The causes of the US-Dakota War of 1862 were many and it remains one of the most important events in Minnesota history. The effects of the war can still be felt today. To learn more about the war itself, visit the US-Dakota War of 1862 website.
Fort Snelling played a central role in the war and its aftermath. In early August 1862, recruitment of the Sixth through Eleventh Infantry regiments meant for service in the Civil War had commenced. When news of Dakota attacks reached St. Paul, Governor Ramsey appointed Henry Sibley a colonel in the state's military forces and commander of the army that would march against the Dakota. Sibley led four hastily armed companies of the Sixth Infantry Regiment from Fort Snelling to St. Peter.

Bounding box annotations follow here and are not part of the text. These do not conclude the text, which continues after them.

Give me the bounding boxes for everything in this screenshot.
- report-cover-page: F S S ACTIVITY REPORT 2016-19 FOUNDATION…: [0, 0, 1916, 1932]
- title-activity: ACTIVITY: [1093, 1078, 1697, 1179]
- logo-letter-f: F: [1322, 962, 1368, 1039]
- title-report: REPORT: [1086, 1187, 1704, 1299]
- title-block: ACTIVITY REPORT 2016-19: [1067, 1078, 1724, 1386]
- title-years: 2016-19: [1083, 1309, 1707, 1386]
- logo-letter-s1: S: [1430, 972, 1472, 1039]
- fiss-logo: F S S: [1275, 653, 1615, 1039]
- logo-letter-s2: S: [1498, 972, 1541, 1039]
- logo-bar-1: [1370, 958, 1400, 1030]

Over the next few days, a trickle of supplies and detachments from the other partially recruited infantry regiments and militia units left Fort Snelling to join Sibley.
The state's military forces came under federal control on September 16, when Major General John Pope assumed command of the newly created Military Department of the Northwest. Sibley, just appointed a brigadier general of US Army volunteers, directed the US forces in the decisive Battle of Wood Lake on September 23, defeating the Dakota. Many of the Dakota combatants moved westward into Dakota Territory, while others went north to Canada, but many of the men who had fought stayed with their families, who could not move swiftly enough to escape. Numerous Dakota who had not participated in the war, as well as some who had, met Sibley's army at a place that came to be called Camp Release. When he arrived, Sibley took the Dakota into the custody of the US military.